Mycotic aneurysm is rare even among those patients experiencing systemic complications from BCG therapy, although it does occur [5]. Overall, we were only able to find 27 cases reported in the literature to date, usually infrarenal aortic aneurysms like those in our patient [5, 13]. Bladder cancer patients are more likely to have a history of smoking and as such are also predisposed to diffuse vascular disease. This provides a portal of entry for hematogenous seeding of the vaso vasorum. Mycotic aneurysms tend to present late after BCG therapy, on average 19 months after the last instillation, with a prolonged course marked by fever, malaise, and weight loss. Prognosis is poor, with a 15.8% attributable mortality rate [10]. This case is unique in that it appears that the patient suffered an early disseminated infection with bone marrow and potentially lung involvement that went unrecognized for several months.

4. Conclusion

BCG infection after therapy is an uncommon but serious side effect of BCG therapy.

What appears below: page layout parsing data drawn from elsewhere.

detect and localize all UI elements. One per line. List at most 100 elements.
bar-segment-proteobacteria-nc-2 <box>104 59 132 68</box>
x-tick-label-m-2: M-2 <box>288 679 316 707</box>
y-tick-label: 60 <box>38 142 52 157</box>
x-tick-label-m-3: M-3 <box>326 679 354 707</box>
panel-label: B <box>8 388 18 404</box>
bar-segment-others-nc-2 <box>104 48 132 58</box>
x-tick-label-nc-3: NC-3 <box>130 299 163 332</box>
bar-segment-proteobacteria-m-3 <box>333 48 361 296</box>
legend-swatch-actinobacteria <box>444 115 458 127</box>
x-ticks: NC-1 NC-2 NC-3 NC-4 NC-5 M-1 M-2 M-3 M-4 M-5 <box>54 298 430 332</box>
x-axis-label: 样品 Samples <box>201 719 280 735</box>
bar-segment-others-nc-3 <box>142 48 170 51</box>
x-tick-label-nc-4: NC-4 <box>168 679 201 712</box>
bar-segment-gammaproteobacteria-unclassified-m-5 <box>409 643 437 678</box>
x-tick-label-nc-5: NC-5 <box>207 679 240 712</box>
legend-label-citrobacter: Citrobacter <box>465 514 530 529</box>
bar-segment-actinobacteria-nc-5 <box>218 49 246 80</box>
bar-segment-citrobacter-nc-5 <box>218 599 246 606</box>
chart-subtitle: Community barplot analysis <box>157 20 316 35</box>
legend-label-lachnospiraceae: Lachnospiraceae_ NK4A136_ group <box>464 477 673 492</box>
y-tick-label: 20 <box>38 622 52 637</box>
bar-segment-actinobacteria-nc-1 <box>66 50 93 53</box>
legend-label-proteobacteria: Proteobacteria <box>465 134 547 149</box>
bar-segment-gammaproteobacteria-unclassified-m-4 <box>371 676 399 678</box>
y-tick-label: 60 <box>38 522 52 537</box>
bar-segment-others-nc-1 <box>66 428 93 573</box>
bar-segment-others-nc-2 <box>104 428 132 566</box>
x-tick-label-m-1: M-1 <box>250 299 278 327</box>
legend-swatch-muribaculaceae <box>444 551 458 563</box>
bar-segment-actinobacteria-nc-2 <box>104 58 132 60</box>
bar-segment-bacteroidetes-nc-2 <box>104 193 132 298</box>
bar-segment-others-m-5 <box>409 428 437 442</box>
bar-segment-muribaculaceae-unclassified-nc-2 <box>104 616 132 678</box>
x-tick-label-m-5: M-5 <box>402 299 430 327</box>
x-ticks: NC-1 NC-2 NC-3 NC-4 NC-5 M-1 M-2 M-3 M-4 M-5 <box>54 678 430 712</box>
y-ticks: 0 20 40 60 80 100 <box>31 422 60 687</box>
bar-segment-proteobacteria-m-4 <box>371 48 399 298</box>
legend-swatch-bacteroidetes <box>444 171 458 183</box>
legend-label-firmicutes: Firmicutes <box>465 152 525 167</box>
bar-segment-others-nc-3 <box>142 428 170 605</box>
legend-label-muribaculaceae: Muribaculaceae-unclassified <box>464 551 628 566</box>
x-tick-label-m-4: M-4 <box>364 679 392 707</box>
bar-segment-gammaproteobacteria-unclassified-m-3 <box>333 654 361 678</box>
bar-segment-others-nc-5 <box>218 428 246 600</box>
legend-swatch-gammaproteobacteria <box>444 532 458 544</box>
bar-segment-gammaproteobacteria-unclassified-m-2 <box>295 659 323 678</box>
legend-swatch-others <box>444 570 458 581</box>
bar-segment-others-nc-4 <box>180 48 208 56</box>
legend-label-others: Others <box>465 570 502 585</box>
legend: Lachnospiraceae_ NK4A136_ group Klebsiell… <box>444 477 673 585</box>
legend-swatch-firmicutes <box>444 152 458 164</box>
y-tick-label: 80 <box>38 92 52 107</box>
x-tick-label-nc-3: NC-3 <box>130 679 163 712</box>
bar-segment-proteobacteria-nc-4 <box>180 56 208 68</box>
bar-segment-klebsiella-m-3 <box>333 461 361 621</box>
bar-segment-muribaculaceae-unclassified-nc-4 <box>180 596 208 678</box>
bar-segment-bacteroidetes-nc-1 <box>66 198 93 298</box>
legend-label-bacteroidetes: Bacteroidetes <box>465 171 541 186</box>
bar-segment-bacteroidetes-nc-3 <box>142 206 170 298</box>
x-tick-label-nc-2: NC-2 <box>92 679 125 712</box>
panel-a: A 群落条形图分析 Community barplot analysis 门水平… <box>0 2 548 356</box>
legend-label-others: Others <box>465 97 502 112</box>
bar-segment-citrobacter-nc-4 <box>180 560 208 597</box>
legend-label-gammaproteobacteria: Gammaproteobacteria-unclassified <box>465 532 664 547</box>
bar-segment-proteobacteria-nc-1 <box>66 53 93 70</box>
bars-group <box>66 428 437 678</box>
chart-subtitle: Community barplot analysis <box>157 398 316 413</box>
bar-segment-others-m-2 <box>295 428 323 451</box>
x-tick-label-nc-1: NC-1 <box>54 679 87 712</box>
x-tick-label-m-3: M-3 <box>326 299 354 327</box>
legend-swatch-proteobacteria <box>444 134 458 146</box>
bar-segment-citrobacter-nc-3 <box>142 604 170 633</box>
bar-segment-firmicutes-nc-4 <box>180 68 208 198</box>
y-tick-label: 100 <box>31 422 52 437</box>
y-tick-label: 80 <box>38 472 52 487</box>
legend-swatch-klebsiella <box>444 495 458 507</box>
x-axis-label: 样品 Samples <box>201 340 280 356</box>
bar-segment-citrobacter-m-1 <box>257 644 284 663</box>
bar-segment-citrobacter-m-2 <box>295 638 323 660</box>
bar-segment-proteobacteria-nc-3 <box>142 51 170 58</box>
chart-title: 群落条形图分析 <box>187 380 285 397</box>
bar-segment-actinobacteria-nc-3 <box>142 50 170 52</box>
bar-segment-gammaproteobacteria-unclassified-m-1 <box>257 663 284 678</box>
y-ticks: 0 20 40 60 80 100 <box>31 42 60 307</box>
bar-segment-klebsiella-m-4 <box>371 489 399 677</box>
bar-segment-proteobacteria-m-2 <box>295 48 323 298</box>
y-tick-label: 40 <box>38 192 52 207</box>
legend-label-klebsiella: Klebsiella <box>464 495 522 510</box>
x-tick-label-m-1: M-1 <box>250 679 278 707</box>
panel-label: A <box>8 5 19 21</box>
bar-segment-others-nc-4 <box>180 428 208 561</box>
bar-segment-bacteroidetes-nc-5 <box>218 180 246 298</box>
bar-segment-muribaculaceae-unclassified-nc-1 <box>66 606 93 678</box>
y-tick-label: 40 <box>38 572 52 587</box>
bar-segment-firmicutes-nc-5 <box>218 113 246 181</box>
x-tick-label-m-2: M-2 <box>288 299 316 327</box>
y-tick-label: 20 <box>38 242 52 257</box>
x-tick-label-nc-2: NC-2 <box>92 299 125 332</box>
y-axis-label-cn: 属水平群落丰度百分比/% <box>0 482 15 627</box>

Diagnosis is challenging as BCG infection can manifest as multiple syndromes, sometimes years after treatment. Furthermore, work-up for BCG infection is often negative. Thus, it is important for clinicians to be aware of the patient’s history of BCG treatment and consider BCG infection when confronting an unexplained febrile illness, especially when granulomas are seen on histology. Additionally, patients should be aware that the initial cystitis and flu-like symptoms following BCG therapy should resolve after 48 hours and that any persistence of fever, chills, or other manifestations of sepsis is a cause for concern.

Competing Interests

The authors declare that there are no competing interests regarding the publication of this paper.